Over the weekend, I went to a shop selling second-hand goods located in an old industrial area at MacPherson. The place, managed by a family in the karung guni business, is a little bit messy with rows and rows of second-hand tables, chairs, lamps, posters, linen, paintings, cutlery and knick-knacks. But there is actually order in the mess as prices for the items are labelled neatly. Customers can choose to ‘upcycle’ their purchases by paying a bit more for refurbishment services. Those who have no time to visit the shop can check out the latest stocks via the shop’s facebook page.
The trip reminded me of the recent public attention on the redevelopment plans for Sungei Road Hawking Zone (SRHZ).
Though the decision for SRHZ to make way for a residential development was announced by the G way back in 2012, public’s interest only spiked recently as the official last day (10 July 2017) was made known in February (Source: The Straits Times, 14 February 2017).
A petition has been submitted to the Parliament that calls for the G to relocate SRHZ vendors to a temporary site together and a ‘march’ is scheduled for 15 July. Many news reports, on MSM and online sites, focused on the emotional attachment and ‘helplessness’ of the elderly vendors.
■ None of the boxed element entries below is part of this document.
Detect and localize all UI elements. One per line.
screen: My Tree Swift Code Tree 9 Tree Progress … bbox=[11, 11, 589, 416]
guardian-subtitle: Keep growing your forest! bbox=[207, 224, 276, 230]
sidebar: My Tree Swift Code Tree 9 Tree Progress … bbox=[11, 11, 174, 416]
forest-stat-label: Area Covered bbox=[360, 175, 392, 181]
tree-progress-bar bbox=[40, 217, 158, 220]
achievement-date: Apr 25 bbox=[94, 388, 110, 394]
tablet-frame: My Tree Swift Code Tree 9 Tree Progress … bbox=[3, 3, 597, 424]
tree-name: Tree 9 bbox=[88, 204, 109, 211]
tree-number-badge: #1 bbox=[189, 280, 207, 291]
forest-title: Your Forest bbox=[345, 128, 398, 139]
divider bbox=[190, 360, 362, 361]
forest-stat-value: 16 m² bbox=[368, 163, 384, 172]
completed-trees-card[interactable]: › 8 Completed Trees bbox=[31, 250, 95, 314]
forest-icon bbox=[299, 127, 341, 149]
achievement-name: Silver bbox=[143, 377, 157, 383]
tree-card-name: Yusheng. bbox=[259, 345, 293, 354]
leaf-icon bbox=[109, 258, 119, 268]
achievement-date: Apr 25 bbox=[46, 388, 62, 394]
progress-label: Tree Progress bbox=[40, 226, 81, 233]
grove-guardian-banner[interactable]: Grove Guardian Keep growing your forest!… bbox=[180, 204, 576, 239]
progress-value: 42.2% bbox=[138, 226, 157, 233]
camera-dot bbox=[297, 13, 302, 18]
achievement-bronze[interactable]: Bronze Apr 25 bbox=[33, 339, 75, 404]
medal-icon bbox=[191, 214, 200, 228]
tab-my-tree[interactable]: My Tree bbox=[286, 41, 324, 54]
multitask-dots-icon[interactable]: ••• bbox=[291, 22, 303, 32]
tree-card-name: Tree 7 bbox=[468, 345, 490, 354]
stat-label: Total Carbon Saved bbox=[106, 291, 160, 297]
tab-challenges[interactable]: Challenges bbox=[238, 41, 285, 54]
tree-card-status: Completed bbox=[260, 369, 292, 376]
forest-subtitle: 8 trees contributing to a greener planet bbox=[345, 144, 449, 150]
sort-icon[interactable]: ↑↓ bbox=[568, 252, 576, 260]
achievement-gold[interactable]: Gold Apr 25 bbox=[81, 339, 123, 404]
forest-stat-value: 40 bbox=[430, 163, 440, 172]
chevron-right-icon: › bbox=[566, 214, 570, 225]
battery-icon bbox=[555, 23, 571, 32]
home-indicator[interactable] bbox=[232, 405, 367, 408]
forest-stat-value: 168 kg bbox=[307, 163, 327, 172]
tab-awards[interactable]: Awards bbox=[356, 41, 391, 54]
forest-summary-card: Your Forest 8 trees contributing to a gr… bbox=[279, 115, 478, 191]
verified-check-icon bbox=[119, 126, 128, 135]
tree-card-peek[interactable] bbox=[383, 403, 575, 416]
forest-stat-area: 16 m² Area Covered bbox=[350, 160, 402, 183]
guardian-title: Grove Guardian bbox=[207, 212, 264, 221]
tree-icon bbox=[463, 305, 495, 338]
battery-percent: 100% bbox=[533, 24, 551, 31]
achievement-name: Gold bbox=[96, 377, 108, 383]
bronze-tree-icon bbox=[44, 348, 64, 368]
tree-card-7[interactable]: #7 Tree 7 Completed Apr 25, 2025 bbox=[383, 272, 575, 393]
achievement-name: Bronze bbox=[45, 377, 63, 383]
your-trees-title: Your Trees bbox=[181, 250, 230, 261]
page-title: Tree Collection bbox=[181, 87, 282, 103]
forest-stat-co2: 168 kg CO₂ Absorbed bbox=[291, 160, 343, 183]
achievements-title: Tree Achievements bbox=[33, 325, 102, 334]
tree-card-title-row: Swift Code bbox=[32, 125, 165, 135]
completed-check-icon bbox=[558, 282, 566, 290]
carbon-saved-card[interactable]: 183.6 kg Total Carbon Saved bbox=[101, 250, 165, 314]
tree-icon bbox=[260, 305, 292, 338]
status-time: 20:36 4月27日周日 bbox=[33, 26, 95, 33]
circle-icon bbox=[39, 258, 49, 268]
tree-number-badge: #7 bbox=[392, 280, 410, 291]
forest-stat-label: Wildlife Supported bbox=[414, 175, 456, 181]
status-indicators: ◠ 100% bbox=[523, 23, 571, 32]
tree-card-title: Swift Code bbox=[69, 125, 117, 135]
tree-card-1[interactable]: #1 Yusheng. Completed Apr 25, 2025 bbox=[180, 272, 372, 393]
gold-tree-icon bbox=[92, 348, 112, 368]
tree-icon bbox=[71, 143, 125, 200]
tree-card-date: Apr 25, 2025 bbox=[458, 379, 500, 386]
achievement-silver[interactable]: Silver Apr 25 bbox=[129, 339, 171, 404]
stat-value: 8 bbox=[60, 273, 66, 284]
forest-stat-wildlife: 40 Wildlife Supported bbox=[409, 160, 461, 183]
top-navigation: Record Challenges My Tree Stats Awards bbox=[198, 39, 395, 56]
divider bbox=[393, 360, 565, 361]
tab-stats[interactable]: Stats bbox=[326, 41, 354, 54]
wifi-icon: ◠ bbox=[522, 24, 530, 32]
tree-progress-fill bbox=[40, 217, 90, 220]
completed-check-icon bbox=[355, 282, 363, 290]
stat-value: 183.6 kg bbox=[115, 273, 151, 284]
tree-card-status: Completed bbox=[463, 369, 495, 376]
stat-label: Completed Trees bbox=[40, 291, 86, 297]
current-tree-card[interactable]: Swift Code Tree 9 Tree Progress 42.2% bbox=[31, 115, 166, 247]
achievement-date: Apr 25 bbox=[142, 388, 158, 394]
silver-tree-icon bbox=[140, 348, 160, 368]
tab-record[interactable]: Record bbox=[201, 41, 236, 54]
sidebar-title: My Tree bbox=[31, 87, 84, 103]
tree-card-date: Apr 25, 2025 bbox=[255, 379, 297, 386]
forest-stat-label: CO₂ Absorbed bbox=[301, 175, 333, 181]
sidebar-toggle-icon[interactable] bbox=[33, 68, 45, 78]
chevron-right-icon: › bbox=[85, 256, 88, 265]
Some argued that SRHZ – from the earlier days of Sungei Road flea market, to Sungei Road Thieves Market to what it is now (Source:Roots.sg, National Heritage Board) – represents a unique culture of blue-collar Singapore. However, SRHZ has now become an area where there are more foreign workers than locals patronising the stalls. To many, the camaraderie shared among the vendors, the casual exchange with the customers and the type of goods on sale (eg old clothes and shoes, watches, CDs, electronic gadgets, coins and stamps etc) have shaped the SRHZ culture. However, despite its history, SRHZ is no longer what it used to be. Now, it feels more like a flea market than a heritage site that many remember it for.
I am not saying that we should close down / tear down / redevelop old places once they are past their heyday. But in land scarce Singapore, we need to balance the needs of preserving heritage sites with the macro development plans of the country.
If I may compare, the SRHZ redevelopment is similar to how it was when the government decided to close down farms for urban development. Growing up and living in farms brought about many fond memories for older Singaporeans. Farming was also the livelihood for many. But with Singapore’s shift in economic focus and urbanisation plans, it became inevitable that farms had to go. It was not easy for those who had to uproot their families, but they eventually understood that it was for the greater good of Singapore.
With any redevelopment of historical sites, it is understandable that the emotional attachment will be strong. Thankfully, our government agencies are already engaging the affected vendors one-on-one. Vendors with permits can approach National Environment Agency if they want to continue their business at hawker centres and flea markets; those who require employment assistance can turn to Workforce Singapore (WSG) while those who have financial difficulties can look for Social Service Offices. According to The Straits Times and Channel NewsAsia (12 May 2017), 44 out of 200 vendors have accepted government’s assistance – they are allocated lock-up stalls; granted ComCare assistance; supported by WSG or have decided to continue selling their goods at flea markets. The agencies remain in touch with the rest of the vendors.
The government cannot please everyone and for the sake of the country’s development and growth, should not aim to please all. What it can and should do, is to minimise the disruption arising from its decision and to render practical and sustainable assistance to those affected. I am glad that government agencies have reached out to the vendors to ease them through the transition, even as it stands firm in not U-turning their decision to redevelop the area.
One thing to note though, that as we consider the needs of the vendors, we should also be mindful of the residents’ feedback and concerns – public hygiene, security, orderliness. The engagement efforts have started and should remain a work-in-progress, long after the last day of SRHZ, so that both the residents’ and the vendors’ feedback continues to be heard and their needs appropriately attended to.
Besides having a webpage in roots.sg to remember SRHZ, the G may also consider reserving a corner in the current site to educate our future generations about the history of SRHZ. How about some bronze statues that depict SRHZ in the older times – similar to those we see along Singapore River? If an unveiling ceremony is to be organised, the vendors and residents should be invited as special guests and their transport facilitated (given that many of them are seniors).
The physical site may have changed, old trades may take on a new lease of life, but the good memories should be preserved, just like many other heritage sites in Singapore.
Thank you Sungei Road market for the wonderful memories.